Кеплер поморщился, будто ему было неприятно вспоминать о том, что произошло. Из этого О’Коннелл сделал вывод, что что-то все-таки произошло. А еще отметил, что поделиться с кем-нибудь Джаю действительно хотелось. Может, Трой не был самым идеальным кандидатом для разговоров по душам, но, похоже, если Кеплера это мучило, то никого другого на эту роль всё равно не нашлось.
— Гленн… — начал Джай и запнулся, подбирая слова. Стало понятно, что корнем зла оказался действительно доктор. Трой терпеливо ждал, что же там Гленн, стараясь абстрагироваться от мысли, что это мужик. Гленн — могла быть и бабой. Большой, выше Кеплера на голову, бабой. Так отношенческие проблемы подельника воспринимать было проще. — Блять, чувак, я же пару месяцев, как в завязке, да? Понятное дело, я на нервах. Это же было очевидно с самого начала. И с самого начала он мне говорил, что всё понимает и всё будет нормально. Что «мы» справимся. Так?
Трой не нашел нужным подтверждать эту информацию. Ему было похуй, о чем они там с доком договорились и как жили. Во всей этой истории деталью, которая касалась непосредственно Троя, были наркотики.

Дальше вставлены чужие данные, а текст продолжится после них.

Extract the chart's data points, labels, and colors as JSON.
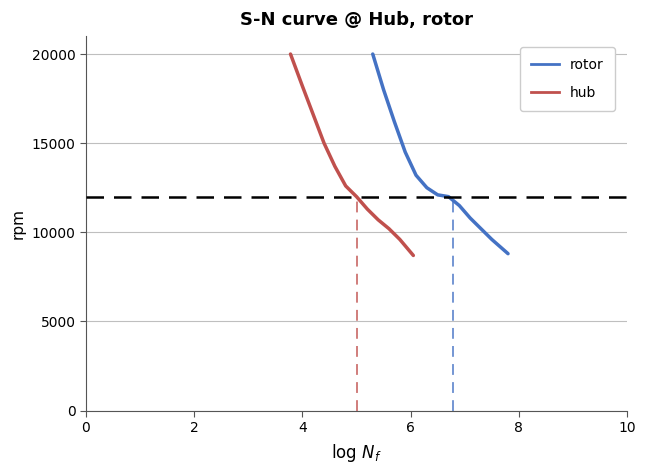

Он прекрасно помнил тот момент, когда Кеплер заявил ему, что он в завязке. При очередной передаче товара О’Коннелл, как это часто случалось, хотел отдать Джаю и его собственную дозу, но Джай не взял. Сказал, что ему больше не нужно. О’Коннелл охуел, но комментировать особенно никак не стал. Ему было интересно, как долго человек, занимающийся поставками и имеющий непосредственный доступ к товару, сможет продержаться. Трой даже смирился с возможными издержками в виде партий, так и не дошедших до клиентов. Но Джай не косячил. Держался, хотя О’Коннелл с большим трудом представлял себе, как он это делал и сколько сил прилагал к своему волевому решению. Похоже, что докторишка, который, вероятнее всего, и был причиной отказа от наркоты, был каким-то Иисусом, если стоил этих лосиных усилий.
Особенных накладок с торговлей так и не приключилось, так что со временем Трой даже стал болеть за Кеплера и его борьбу с зависимостью. И еще Трой начал испытывать что-то вроде гордости, будто Джай приходился ему каким-то сводным братом, и вся семья наивно радовалась маленьким победам каждого её члена.
И вот теперь Трою представился шанс узнать все подробности этой увлекательной — или нет — истории.
Джай прикрыл лицо ладонью, массируя пальцам виски. Он хмурился, мялся и выдавливал из себя слова с огромной неохотой. О’Коннелл с какой-то несвойственной ему терпеливостью слушал, не перебивая. Учитывая, сколько изменений претерпевала его собственная жизнь, он прекрасно понимал, что не обо всех вещах можно спокойно говорить, особенно на трезвую голову. Но о некоторых — говорит нужно, потому что иначе так и будешь биться головой о тупик своих собственных суждений и взглядов. И Трой великодушно терпел то, как Джай неумело выкладывал свою наболевшую обиду на всеобщее обозрение, не уверенный, что сможет в итоге хоть что-нибудь посоветовать.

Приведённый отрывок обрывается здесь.